Er bleef een heel lang moment stilte. Uiteindelijk kon ik er niet meer tegen en zei: 'Weet je al wat je gaat doen in de Spelen? Als ze beginnen?' mijn stem klonk wanhopiger dan ik in gedachten had. Jason keek me een tijdje aan in de ogen en dacht na over mijn vraag, die bij hem dus erg moeilijk overkwam. Precies of hij een moeilijke rekensom moest berekenen.

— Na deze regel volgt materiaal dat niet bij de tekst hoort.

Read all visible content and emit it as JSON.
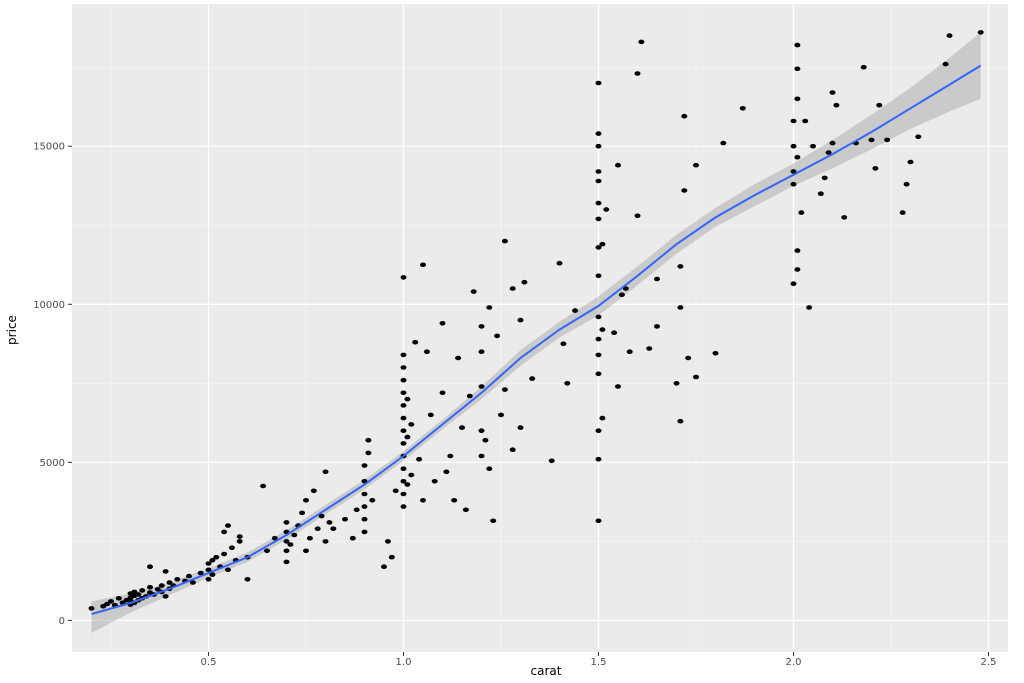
{
  "colors": {
    "panel_background": "#ebebeb",
    "major_grid": "#ffffff",
    "minor_grid": "#f5f5f5",
    "points": "#000000",
    "smooth_line": "#3366ff",
    "confidence_band": "#999999"
  },
  "chart_data": {
    "type": "scatter",
    "title": "",
    "xlabel": "carat",
    "ylabel": "price",
    "xlim": [
      0.15,
      2.55
    ],
    "ylim": [
      -1000,
      19500
    ],
    "grid": true,
    "legend": "none",
    "x_ticks": [
      {
        "value": 0.5,
        "label": "0.5"
      },
      {
        "value": 1.0,
        "label": "1.0"
      },
      {
        "value": 1.5,
        "label": "1.5"
      },
      {
        "value": 2.0,
        "label": "2.0"
      },
      {
        "value": 2.5,
        "label": "2.5"
      }
    ],
    "y_ticks": [
      {
        "value": 0,
        "label": "0"
      },
      {
        "value": 5000,
        "label": "5000"
      },
      {
        "value": 10000,
        "label": "10000"
      },
      {
        "value": 15000,
        "label": "15000"
      }
    ],
    "points": [
      [
        0.2,
        380
      ],
      [
        0.23,
        450
      ],
      [
        0.24,
        520
      ],
      [
        0.25,
        600
      ],
      [
        0.26,
        480
      ],
      [
        0.27,
        700
      ],
      [
        0.28,
        560
      ],
      [
        0.29,
        640
      ],
      [
        0.3,
        500
      ],
      [
        0.3,
        620
      ],
      [
        0.3,
        720
      ],
      [
        0.3,
        850
      ],
      [
        0.31,
        560
      ],
      [
        0.31,
        780
      ],
      [
        0.31,
        900
      ],
      [
        0.32,
        640
      ],
      [
        0.32,
        820
      ],
      [
        0.33,
        700
      ],
      [
        0.33,
        950
      ],
      [
        0.34,
        760
      ],
      [
        0.35,
        880
      ],
      [
        0.35,
        1050
      ],
      [
        0.36,
        820
      ],
      [
        0.37,
        980
      ],
      [
        0.38,
        900
      ],
      [
        0.38,
        1100
      ],
      [
        0.39,
        760
      ],
      [
        0.4,
        1000
      ],
      [
        0.4,
        1200
      ],
      [
        0.41,
        1100
      ],
      [
        0.42,
        1300
      ],
      [
        0.44,
        1250
      ],
      [
        0.45,
        1400
      ],
      [
        0.46,
        1200
      ],
      [
        0.48,
        1500
      ],
      [
        0.5,
        1300
      ],
      [
        0.5,
        1600
      ],
      [
        0.5,
        1800
      ],
      [
        0.51,
        1900
      ],
      [
        0.51,
        1450
      ],
      [
        0.52,
        2000
      ],
      [
        0.53,
        1700
      ],
      [
        0.54,
        2100
      ],
      [
        0.55,
        1600
      ],
      [
        0.56,
        2300
      ],
      [
        0.57,
        1900
      ],
      [
        0.58,
        2500
      ],
      [
        0.6,
        2000
      ],
      [
        0.35,
        1700
      ],
      [
        0.39,
        1550
      ],
      [
        0.54,
        2800
      ],
      [
        0.55,
        3000
      ],
      [
        0.58,
        2650
      ],
      [
        0.6,
        1300
      ],
      [
        0.64,
        4250
      ],
      [
        0.65,
        2200
      ],
      [
        0.67,
        2600
      ],
      [
        0.7,
        1850
      ],
      [
        0.7,
        2200
      ],
      [
        0.7,
        2500
      ],
      [
        0.7,
        2800
      ],
      [
        0.7,
        3100
      ],
      [
        0.71,
        2400
      ],
      [
        0.72,
        2700
      ],
      [
        0.73,
        3000
      ],
      [
        0.74,
        3400
      ],
      [
        0.75,
        2200
      ],
      [
        0.75,
        3800
      ],
      [
        0.76,
        2600
      ],
      [
        0.77,
        4100
      ],
      [
        0.78,
        2900
      ],
      [
        0.79,
        3300
      ],
      [
        0.8,
        2500
      ],
      [
        0.8,
        4700
      ],
      [
        0.81,
        3100
      ],
      [
        0.82,
        2900
      ],
      [
        0.85,
        3200
      ],
      [
        0.87,
        2600
      ],
      [
        0.88,
        3500
      ],
      [
        0.9,
        2800
      ],
      [
        0.9,
        3200
      ],
      [
        0.9,
        3600
      ],
      [
        0.9,
        4000
      ],
      [
        0.9,
        4400
      ],
      [
        0.9,
        4900
      ],
      [
        0.91,
        5300
      ],
      [
        0.91,
        5700
      ],
      [
        0.92,
        3800
      ],
      [
        0.95,
        1700
      ],
      [
        0.96,
        2500
      ],
      [
        0.97,
        2000
      ],
      [
        0.98,
        4100
      ],
      [
        1.0,
        3600
      ],
      [
        1.0,
        4000
      ],
      [
        1.0,
        4400
      ],
      [
        1.0,
        4800
      ],
      [
        1.0,
        5200
      ],
      [
        1.0,
        5600
      ],
      [
        1.0,
        6000
      ],
      [
        1.0,
        6400
      ],
      [
        1.0,
        6800
      ],
      [
        1.0,
        7200
      ],
      [
        1.0,
        7600
      ],
      [
        1.0,
        8000
      ],
      [
        1.0,
        8400
      ],
      [
        1.0,
        10850
      ],
      [
        1.01,
        4300
      ],
      [
        1.01,
        5800
      ],
      [
        1.01,
        7000
      ],
      [
        1.02,
        4600
      ],
      [
        1.02,
        6200
      ],
      [
        1.03,
        8800
      ],
      [
        1.04,
        5100
      ],
      [
        1.05,
        3800
      ],
      [
        1.05,
        11250
      ],
      [
        1.06,
        8500
      ],
      [
        1.07,
        6500
      ],
      [
        1.08,
        4400
      ],
      [
        1.1,
        7200
      ],
      [
        1.1,
        9400
      ],
      [
        1.11,
        4700
      ],
      [
        1.12,
        5200
      ],
      [
        1.13,
        3800
      ],
      [
        1.14,
        8300
      ],
      [
        1.15,
        6100
      ],
      [
        1.16,
        3500
      ],
      [
        1.17,
        7100
      ],
      [
        1.18,
        10400
      ],
      [
        1.2,
        5200
      ],
      [
        1.2,
        6000
      ],
      [
        1.2,
        7400
      ],
      [
        1.2,
        8500
      ],
      [
        1.2,
        9300
      ],
      [
        1.21,
        5700
      ],
      [
        1.22,
        4800
      ],
      [
        1.22,
        9900
      ],
      [
        1.23,
        3150
      ],
      [
        1.24,
        9000
      ],
      [
        1.25,
        6500
      ],
      [
        1.26,
        7300
      ],
      [
        1.26,
        12000
      ],
      [
        1.28,
        5400
      ],
      [
        1.28,
        10500
      ],
      [
        1.3,
        6100
      ],
      [
        1.3,
        9500
      ],
      [
        1.31,
        10700
      ],
      [
        1.33,
        7650
      ],
      [
        1.38,
        5050
      ],
      [
        1.4,
        11300
      ],
      [
        1.41,
        8750
      ],
      [
        1.42,
        7500
      ],
      [
        1.44,
        9800
      ],
      [
        1.5,
        3150
      ],
      [
        1.5,
        5100
      ],
      [
        1.5,
        6000
      ],
      [
        1.5,
        7800
      ],
      [
        1.5,
        8400
      ],
      [
        1.5,
        8900
      ],
      [
        1.5,
        9600
      ],
      [
        1.5,
        10900
      ],
      [
        1.5,
        11800
      ],
      [
        1.5,
        12700
      ],
      [
        1.5,
        13200
      ],
      [
        1.5,
        13900
      ],
      [
        1.5,
        14200
      ],
      [
        1.5,
        15000
      ],
      [
        1.5,
        15400
      ],
      [
        1.5,
        17000
      ],
      [
        1.51,
        6400
      ],
      [
        1.51,
        9200
      ],
      [
        1.51,
        11900
      ],
      [
        1.52,
        13000
      ],
      [
        1.54,
        9100
      ],
      [
        1.55,
        14400
      ],
      [
        1.55,
        7400
      ],
      [
        1.56,
        10300
      ],
      [
        1.57,
        10500
      ],
      [
        1.58,
        8500
      ],
      [
        1.6,
        12800
      ],
      [
        1.6,
        17300
      ],
      [
        1.61,
        18300
      ],
      [
        1.63,
        8600
      ],
      [
        1.65,
        9300
      ],
      [
        1.65,
        10800
      ],
      [
        1.7,
        7500
      ],
      [
        1.71,
        6300
      ],
      [
        1.71,
        9900
      ],
      [
        1.71,
        11200
      ],
      [
        1.72,
        13600
      ],
      [
        1.72,
        15950
      ],
      [
        1.73,
        8300
      ],
      [
        1.75,
        7700
      ],
      [
        1.75,
        14400
      ],
      [
        1.8,
        8450
      ],
      [
        1.82,
        15100
      ],
      [
        1.87,
        16200
      ],
      [
        2.0,
        10650
      ],
      [
        2.0,
        13800
      ],
      [
        2.0,
        14200
      ],
      [
        2.0,
        15000
      ],
      [
        2.0,
        15800
      ],
      [
        2.01,
        11100
      ],
      [
        2.01,
        11700
      ],
      [
        2.01,
        14650
      ],
      [
        2.01,
        16500
      ],
      [
        2.01,
        17450
      ],
      [
        2.01,
        18200
      ],
      [
        2.02,
        12900
      ],
      [
        2.03,
        15800
      ],
      [
        2.04,
        9900
      ],
      [
        2.05,
        15000
      ],
      [
        2.07,
        13500
      ],
      [
        2.08,
        14000
      ],
      [
        2.09,
        14800
      ],
      [
        2.1,
        15100
      ],
      [
        2.1,
        16700
      ],
      [
        2.11,
        16300
      ],
      [
        2.13,
        12750
      ],
      [
        2.16,
        15100
      ],
      [
        2.18,
        17500
      ],
      [
        2.2,
        15200
      ],
      [
        2.21,
        14300
      ],
      [
        2.22,
        16300
      ],
      [
        2.24,
        15200
      ],
      [
        2.28,
        12900
      ],
      [
        2.29,
        13800
      ],
      [
        2.3,
        14500
      ],
      [
        2.32,
        15300
      ],
      [
        2.39,
        17600
      ],
      [
        2.4,
        18500
      ],
      [
        2.48,
        18600
      ]
    ],
    "smooth": {
      "x": [
        0.2,
        0.3,
        0.4,
        0.5,
        0.6,
        0.7,
        0.8,
        0.9,
        1.0,
        1.1,
        1.2,
        1.3,
        1.4,
        1.5,
        1.6,
        1.7,
        1.8,
        1.9,
        2.0,
        2.1,
        2.2,
        2.3,
        2.4,
        2.48
      ],
      "y": [
        200,
        550,
        1000,
        1500,
        2000,
        2700,
        3500,
        4300,
        5200,
        6200,
        7200,
        8300,
        9200,
        9950,
        10900,
        11900,
        12750,
        13450,
        14100,
        14750,
        15450,
        16200,
        16950,
        17550
      ],
      "lower": [
        -400,
        250,
        800,
        1350,
        1850,
        2550,
        3350,
        4150,
        5050,
        6050,
        7000,
        8050,
        8950,
        9650,
        10600,
        11600,
        12450,
        13100,
        13750,
        14300,
        14900,
        15550,
        16100,
        16500
      ],
      "upper": [
        600,
        850,
        1200,
        1650,
        2150,
        2850,
        3650,
        4450,
        5350,
        6350,
        7400,
        8550,
        9450,
        10250,
        11200,
        12200,
        13050,
        13800,
        14450,
        15200,
        16000,
        16850,
        17800,
        18600
      ]
    }
  }
}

'Voor het grootste deel heb ik er nog niet over nagedacht, maar, ik ben wel niet van plan of mijn beste vrienden te doden.'

Zijn antwoord klonk me niet vreemd in de oren. Net gelijk ik. 'Ben je dan van plan om niemand te vermoorden?', vroeg ik. 'Nee hoor, dat doe ik zeker wel, als het echt nodig komt.' Jason trok zijn wenkbrauwen op 'Ik vind het gewoon niet heerlijk. Ik denk niet dat Centraal het leuk zou vinden als zij erin worden gestopt en hun dierbaren zouden moeten vermoorden, of zelf sterven. Terwijl wij dan entousiast op de schermen zitten te kijken en als onze favoriet het overleeft dolgelukkig beginnen te juichen.'

Jason's woorden waren mooi en juist. Meer kon ik er niet echt over vertellen. Hij had gelijk. Wat als we nu eens wisselen van rollen? Dat zou president White niet zo leuk vinden! Ik begon duidelijk te knikken, zodat hij het zeker zach in het donker. Ik merkte dat Jason zenuwachtig slikte. ik wist niet precies waarom, maar er waren wel redenen genoeg.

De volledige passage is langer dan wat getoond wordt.